Collectie 130 Dumonçeau
Jean Baptiste Dumonceau (1760-1821) begon als krijgsman tijdens de Brabantse revolutie voor de Belgische patriotten, en onderscheidde zich later als legercommandant in Franse dienst. In 1806 benoemde Lodewijk Napoleon hem tot maarschalk van Holland. In 1816 verhuisde hij met zijn gezin naar Vorst (Forest) bij Brussel, waar hij zijn oorspronkelijke beroep van steenhouwer weer opnam. In 1810 werd hij door koning Lodewijk Napoleon tot graaf verheven, en in 1820 werd deze adellijke titel hem verleend bij Koninklijk Besluit. Zijn nakomelingen deden dienst in verschillende hoge rangen binnen de krijgsmacht.
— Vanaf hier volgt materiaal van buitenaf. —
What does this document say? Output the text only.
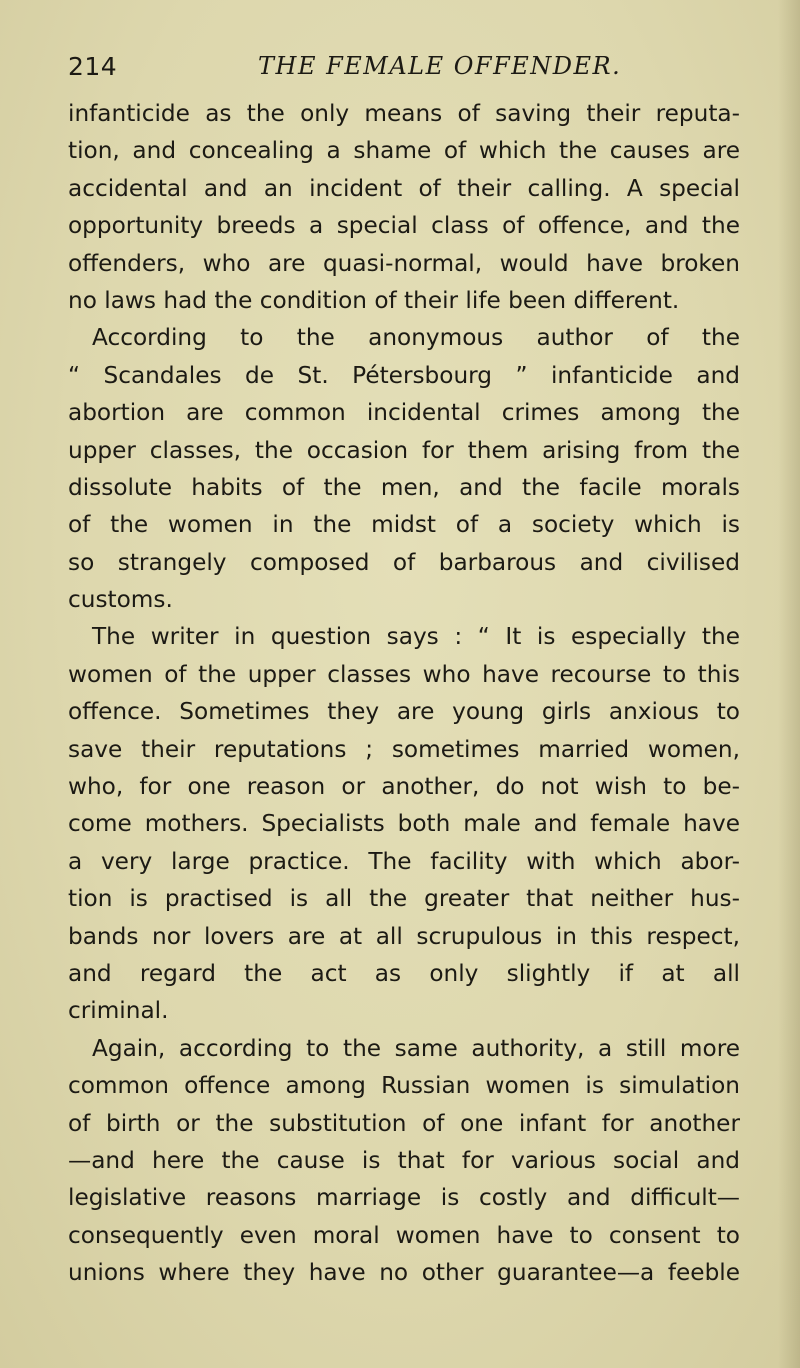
214	THE FEMALE OFFENDER.
infanticide as the only means of saving their reputa-
tion, and concealing a shame of which the causes are
accidental and an incident of their calling. A special
opportunity breeds a special class of offence, and the
offenders, who are quasi-normal, would have broken
no laws had the condition of their life been different.
According to the anonymous author of the
“ Scandales de St. Pétersbourg ” infanticide and
abortion are common incidental crimes among the
upper classes, the occasion for them arising from the
dissolute habits of the men, and the facile morals
of the women in the midst of a society which is
so strangely composed of barbarous and civilised
customs.
The writer in question says : “ It is especially the
women of the upper classes who have recourse to this
offence. Sometimes they are young girls anxious to
save their reputations ; sometimes married women,
who, for one reason or another, do not wish to be-
come mothers. Specialists both male and female have
a very large practice. The facility with which abor-
tion is practised is all the greater that neither hus-
bands nor lovers are at all scrupulous in this respect,
and regard the act as only slightly if at all
criminal.
Again, according to the same authority, a still more
common offence among Russian women is simulation
of birth or the substitution of one infant for another
—and here the cause is that for various social and
legislative reasons marriage is costly and difficult—
consequently even moral women have to consent to
unions where they have no other guarantee—a feeble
Het archief bevat een grote hoeveelheid brieven, aan Dumonceau gericht in zijn functie van legerbevelhebber, met name uit de periode van de Napoleontische oorlogen. Van Dumonceau zelf zijn geen levensherinneringen in het archief aanwezig, dit is wel het geval voor de nakomelingen van de drie opvolgende generaties Jean François Dumonceau, Charles Henri Felix Dumonceau, en Joseph Henri Felix Dumonceau. Van hen bevinden zich ook correspondentie en overige persoonlijke papieren in het archief.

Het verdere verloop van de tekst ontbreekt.